A group of former intelligence officers urged President Bush not to pardon anyone convicted of leaking Valerie Plame’s name to reporters and to pull security clearances of any White House officials implicated in the investigation.

Feldman notes a previous article of her own demonstrating that some of the same group of people have been conducting an anti-Bush administration campaign for a considerable period of time.

VIPS was opposing the upcoming invasion of Iraq, and predicting catastrophe, on Alexander Cockburn’s far-left CounterPunch in February of 2003:

after watching Secretary Powell today, we are convinced that you would be well served if you widened the discussion beyond violations of Resolution 1441, and beyond the circle of those advisers clearly bent on a war for which we see no compelling reason and from which we believe the unintended consequences are likely to be catastrophic.

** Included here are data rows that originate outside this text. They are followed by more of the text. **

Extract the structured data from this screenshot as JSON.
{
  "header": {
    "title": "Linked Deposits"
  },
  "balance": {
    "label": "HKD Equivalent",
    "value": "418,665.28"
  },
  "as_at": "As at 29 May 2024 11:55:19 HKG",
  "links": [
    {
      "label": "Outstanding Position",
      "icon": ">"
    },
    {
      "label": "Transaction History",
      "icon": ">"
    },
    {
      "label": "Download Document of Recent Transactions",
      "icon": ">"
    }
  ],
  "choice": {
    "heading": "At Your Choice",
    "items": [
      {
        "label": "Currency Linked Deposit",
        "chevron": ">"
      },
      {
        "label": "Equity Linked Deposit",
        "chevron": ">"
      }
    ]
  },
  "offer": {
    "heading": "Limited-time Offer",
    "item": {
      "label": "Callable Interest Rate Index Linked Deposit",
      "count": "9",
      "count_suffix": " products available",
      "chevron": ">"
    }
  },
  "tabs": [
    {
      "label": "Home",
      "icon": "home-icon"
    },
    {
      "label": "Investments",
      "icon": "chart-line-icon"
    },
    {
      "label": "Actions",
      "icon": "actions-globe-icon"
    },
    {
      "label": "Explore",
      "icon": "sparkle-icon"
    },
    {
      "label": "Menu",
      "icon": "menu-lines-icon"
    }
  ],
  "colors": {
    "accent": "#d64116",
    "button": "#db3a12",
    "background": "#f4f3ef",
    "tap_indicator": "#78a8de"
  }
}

VIPS can be seen organized and in operation already arguing for Dick Cheney’s forced resignation over his role in pre-war intelligence assessment as far back as 14 July 2003:

We recommend that you call an abrupt halt to attempts to prove Vice President Cheney “not guilty.” His role has been so transparent that such attempts will only erode further your own credibility. Equally pernicious, from our perspective, is the likelihood that intelligence analysts will conclude that the way to success is to acquiesce in the cooking of their judgments, since those above them will not be held accountable. We strongly recommend that you ask for Cheney’s immediate resignation.